Cependant, si l'instabilité et l'improvisation s'appliquent à la réalité, elles ne s'appliquent pas à la construction narrative du film. Paradoxalement, cette absence de plans est précisément le fil conducteur, ou l'idée fixe, qui enchevêtre le film et le lie. C'est le point d'appui du scénario dans la mise en scène des séquences. S'il y a une impossibilité chronique à planifier la vie des personnages (et hors-champ), il n'en va pas de même pour le film, qui est très bien tissé et exclut méticuleusement le hasard, l'ambiguïté, les lapsus. Comme prévu dans les recettes, tout cela est construit comme un jeu ou un puzzle soutenu par l'utilisation contrôlée et accessible de métaphores, de symétries, d'indices verbaux et d'images, d'ironies, de pistes et de nombreux autres dispositifs de manipulation.

Le chemin est défini et balisé. Il est donc injuste d'exiger des projets autonomes dans un film où le scénario et le montage exproprient la liberté d'action et d'avenir des personnages (tout comme l'autonomie de dérive du spectateur). Tous sont confinés dans le trou et n'en sortiront pas, quels que soient leurs efforts. Ou, plus probablement, il y a eu une calcification des personnes et des actions. La "pierre de la fortune", dont Ki Woo admet "est en moi", en est la preuve. Il ouvre et ferme pratiquement les mésaventures du jeune homme et de sa famille. Malgré le film et le réalisateur, cette pierre est l'appareil même de ce cinéma, qui cristallise et éternise le monde.

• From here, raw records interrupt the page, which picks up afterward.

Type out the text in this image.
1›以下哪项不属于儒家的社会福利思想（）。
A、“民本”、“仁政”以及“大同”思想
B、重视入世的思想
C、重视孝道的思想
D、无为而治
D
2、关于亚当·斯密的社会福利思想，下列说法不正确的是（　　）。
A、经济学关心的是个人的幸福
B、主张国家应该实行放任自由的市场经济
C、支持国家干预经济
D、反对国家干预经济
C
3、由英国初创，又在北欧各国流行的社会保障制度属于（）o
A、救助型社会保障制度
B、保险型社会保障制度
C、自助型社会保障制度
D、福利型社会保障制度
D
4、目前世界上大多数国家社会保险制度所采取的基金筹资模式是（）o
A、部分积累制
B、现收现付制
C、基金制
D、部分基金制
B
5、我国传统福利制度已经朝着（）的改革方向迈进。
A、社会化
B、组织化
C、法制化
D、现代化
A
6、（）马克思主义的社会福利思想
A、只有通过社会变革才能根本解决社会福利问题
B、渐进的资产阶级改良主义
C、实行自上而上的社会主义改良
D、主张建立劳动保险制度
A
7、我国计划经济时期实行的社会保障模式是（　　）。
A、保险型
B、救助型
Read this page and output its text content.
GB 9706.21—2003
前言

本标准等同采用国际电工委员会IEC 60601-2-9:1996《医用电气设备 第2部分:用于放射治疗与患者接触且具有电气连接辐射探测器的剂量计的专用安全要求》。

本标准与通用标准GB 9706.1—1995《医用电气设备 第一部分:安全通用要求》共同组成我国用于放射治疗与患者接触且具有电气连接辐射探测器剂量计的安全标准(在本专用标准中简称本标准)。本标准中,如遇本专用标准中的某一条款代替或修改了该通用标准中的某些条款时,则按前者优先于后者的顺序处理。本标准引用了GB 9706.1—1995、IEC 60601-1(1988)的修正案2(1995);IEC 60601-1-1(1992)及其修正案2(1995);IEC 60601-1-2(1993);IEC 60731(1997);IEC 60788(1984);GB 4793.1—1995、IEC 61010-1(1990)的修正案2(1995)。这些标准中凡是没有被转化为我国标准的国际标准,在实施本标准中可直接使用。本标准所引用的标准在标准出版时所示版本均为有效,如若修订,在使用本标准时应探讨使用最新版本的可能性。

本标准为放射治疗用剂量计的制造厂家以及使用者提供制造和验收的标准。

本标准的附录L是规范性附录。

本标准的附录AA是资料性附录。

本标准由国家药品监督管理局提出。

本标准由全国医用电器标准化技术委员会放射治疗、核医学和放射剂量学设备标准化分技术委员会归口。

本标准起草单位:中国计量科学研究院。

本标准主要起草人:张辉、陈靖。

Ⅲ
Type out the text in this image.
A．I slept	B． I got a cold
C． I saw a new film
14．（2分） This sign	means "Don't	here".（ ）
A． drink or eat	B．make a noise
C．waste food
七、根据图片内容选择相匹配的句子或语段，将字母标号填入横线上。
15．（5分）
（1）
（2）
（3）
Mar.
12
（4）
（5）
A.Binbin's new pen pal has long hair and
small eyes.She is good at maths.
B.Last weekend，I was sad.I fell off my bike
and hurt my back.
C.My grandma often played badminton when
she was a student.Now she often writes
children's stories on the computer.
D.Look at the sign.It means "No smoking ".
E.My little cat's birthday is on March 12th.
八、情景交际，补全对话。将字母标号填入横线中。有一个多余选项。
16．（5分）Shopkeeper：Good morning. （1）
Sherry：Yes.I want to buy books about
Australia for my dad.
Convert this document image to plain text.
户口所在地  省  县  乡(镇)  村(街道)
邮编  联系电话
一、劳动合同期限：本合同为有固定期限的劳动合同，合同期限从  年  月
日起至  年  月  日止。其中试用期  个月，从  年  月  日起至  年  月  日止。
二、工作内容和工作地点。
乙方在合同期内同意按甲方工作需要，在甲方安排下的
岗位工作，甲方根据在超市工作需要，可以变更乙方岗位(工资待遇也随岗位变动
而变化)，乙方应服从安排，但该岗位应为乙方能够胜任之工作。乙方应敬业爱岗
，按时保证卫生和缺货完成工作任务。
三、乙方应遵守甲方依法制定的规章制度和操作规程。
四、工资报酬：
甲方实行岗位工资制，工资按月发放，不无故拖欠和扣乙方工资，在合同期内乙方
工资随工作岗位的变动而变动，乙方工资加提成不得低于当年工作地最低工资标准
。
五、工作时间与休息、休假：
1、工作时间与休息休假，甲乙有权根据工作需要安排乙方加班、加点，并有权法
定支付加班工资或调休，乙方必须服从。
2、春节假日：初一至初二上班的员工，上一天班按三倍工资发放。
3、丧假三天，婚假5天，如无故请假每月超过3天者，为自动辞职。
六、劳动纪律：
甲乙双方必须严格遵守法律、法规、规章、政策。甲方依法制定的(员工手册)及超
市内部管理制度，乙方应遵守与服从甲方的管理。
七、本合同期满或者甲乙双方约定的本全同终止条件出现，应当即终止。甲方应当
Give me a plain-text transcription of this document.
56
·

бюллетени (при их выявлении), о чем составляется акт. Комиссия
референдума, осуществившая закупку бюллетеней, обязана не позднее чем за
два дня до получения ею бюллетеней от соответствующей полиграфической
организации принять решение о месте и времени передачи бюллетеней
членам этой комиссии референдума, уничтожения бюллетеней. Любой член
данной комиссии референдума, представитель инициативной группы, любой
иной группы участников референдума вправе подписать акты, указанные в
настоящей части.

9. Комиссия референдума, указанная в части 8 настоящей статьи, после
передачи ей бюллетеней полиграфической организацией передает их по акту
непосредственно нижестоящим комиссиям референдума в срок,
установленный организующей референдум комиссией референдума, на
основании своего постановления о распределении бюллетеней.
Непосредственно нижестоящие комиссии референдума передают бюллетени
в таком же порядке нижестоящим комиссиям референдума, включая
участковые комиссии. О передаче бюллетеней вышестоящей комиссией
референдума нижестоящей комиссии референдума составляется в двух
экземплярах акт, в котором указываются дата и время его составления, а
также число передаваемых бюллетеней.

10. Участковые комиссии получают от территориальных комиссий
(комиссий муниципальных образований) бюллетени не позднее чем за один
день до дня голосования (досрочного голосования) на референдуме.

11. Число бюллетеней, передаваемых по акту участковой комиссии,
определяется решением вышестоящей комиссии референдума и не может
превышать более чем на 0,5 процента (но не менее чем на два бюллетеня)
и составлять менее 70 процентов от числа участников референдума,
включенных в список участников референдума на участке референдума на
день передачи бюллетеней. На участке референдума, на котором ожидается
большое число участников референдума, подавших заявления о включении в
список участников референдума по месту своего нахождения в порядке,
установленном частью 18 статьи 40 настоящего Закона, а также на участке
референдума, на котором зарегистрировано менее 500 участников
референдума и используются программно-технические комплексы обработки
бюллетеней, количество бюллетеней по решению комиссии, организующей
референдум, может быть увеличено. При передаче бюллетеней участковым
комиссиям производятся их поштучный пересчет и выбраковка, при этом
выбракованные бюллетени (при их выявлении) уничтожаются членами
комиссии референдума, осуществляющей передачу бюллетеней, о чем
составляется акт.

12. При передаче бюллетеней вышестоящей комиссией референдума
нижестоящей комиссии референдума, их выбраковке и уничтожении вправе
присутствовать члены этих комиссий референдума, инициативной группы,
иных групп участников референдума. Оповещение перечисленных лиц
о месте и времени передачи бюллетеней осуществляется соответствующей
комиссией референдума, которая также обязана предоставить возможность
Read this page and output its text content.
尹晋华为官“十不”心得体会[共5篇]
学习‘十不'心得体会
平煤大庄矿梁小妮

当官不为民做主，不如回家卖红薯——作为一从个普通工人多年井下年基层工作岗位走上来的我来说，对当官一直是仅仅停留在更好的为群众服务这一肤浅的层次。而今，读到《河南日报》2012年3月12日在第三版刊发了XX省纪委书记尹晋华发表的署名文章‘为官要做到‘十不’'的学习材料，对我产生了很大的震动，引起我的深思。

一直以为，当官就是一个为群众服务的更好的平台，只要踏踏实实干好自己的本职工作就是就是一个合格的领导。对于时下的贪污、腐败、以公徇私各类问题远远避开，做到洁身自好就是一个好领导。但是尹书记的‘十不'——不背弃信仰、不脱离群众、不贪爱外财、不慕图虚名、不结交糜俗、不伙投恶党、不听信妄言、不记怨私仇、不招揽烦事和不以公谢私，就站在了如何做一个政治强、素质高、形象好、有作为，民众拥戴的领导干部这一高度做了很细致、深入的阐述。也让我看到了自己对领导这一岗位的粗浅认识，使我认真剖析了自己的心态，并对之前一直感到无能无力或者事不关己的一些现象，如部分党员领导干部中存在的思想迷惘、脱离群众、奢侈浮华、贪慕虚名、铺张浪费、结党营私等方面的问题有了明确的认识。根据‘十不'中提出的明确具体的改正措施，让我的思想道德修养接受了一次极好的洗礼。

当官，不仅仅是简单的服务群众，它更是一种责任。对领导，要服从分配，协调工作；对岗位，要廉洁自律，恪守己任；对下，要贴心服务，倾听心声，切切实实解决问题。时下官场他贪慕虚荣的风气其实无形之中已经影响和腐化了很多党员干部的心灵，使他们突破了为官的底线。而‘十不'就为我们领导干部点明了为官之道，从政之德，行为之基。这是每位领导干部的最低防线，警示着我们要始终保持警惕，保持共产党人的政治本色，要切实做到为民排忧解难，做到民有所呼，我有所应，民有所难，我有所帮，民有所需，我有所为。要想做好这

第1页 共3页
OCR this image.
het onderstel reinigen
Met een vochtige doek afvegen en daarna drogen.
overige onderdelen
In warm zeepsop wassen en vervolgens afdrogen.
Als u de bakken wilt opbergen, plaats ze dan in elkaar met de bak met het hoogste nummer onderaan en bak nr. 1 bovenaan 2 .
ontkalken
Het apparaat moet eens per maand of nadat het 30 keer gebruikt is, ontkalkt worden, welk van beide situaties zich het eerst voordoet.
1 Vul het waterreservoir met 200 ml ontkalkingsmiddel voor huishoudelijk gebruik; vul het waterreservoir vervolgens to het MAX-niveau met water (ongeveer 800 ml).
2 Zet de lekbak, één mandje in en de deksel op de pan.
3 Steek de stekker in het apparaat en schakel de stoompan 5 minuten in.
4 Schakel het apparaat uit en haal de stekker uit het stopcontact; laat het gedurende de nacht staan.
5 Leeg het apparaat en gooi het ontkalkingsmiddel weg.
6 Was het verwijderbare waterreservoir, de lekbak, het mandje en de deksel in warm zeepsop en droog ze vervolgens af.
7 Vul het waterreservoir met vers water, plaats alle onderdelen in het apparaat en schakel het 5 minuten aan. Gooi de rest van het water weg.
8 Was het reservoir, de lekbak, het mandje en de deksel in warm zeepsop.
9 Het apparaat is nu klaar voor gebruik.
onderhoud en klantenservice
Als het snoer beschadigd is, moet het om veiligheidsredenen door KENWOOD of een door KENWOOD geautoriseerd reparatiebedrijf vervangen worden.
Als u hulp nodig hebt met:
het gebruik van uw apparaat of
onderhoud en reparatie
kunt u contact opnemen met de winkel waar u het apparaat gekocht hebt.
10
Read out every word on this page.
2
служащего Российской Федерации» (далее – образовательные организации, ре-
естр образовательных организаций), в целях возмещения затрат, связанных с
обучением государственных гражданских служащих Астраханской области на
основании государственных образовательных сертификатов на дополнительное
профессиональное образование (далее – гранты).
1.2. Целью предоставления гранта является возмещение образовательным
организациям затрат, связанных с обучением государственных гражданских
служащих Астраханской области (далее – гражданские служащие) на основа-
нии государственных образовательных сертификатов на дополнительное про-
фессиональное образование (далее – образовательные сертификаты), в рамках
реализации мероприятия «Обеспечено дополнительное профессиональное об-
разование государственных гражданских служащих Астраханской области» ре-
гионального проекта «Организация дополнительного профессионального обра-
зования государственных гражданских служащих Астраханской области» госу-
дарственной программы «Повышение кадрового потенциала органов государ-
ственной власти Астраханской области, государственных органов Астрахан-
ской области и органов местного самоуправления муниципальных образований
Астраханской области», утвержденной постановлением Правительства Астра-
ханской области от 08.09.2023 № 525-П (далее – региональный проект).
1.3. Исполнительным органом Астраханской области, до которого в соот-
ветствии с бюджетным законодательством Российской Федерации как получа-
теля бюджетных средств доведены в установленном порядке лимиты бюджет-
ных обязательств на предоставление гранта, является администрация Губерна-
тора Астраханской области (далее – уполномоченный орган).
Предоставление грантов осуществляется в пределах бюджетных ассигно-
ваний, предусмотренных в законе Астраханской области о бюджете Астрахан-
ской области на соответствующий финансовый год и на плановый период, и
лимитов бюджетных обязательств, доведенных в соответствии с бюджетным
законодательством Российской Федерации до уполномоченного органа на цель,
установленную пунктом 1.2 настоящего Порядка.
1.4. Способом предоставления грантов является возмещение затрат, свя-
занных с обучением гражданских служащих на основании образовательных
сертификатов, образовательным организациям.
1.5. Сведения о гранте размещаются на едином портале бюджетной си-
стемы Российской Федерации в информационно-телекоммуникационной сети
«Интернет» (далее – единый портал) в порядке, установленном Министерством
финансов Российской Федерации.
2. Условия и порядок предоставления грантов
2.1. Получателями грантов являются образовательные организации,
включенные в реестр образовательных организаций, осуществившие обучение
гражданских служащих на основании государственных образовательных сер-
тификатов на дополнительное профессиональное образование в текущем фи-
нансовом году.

Enfin, malgré les considérations suggérées ici, Parasite c'est une œuvre bien faite par rapport au cinéma disponible sur le marché. D'une certaine manière, ses problèmes sont ses mérites, c'est-à-dire que c'est un film soigné, avec une bonne appropriation des genres, un rythme agile et un scénario sans pièces de rechange. De plus, il y a sa franche préoccupation pour les questions sociales urgentes. Cependant, il ne suffit pas d'emballer un thème critique sous une forme conventionnelle pour obtenir un résultat critique radical. D'après ce que nous avons essayé d'évaluer, Parasite, en protégeant le spectateur et en restreignant son champ de sens, finit par dissiper toute étincelle de changement. Sous cet angle, on peut dire que le film est résolu comme un produit soigné avec des possibilités de grand divertissement et des performances critiques en raison de son contenu social. Pas plus que cela, après tout, Joon-ho Bong est dans le secteur du divertissement et c'est ce qu'il livre honnêtement.

* Roberto Noritomi Il est titulaire d'un doctorat en sociologie de la culture.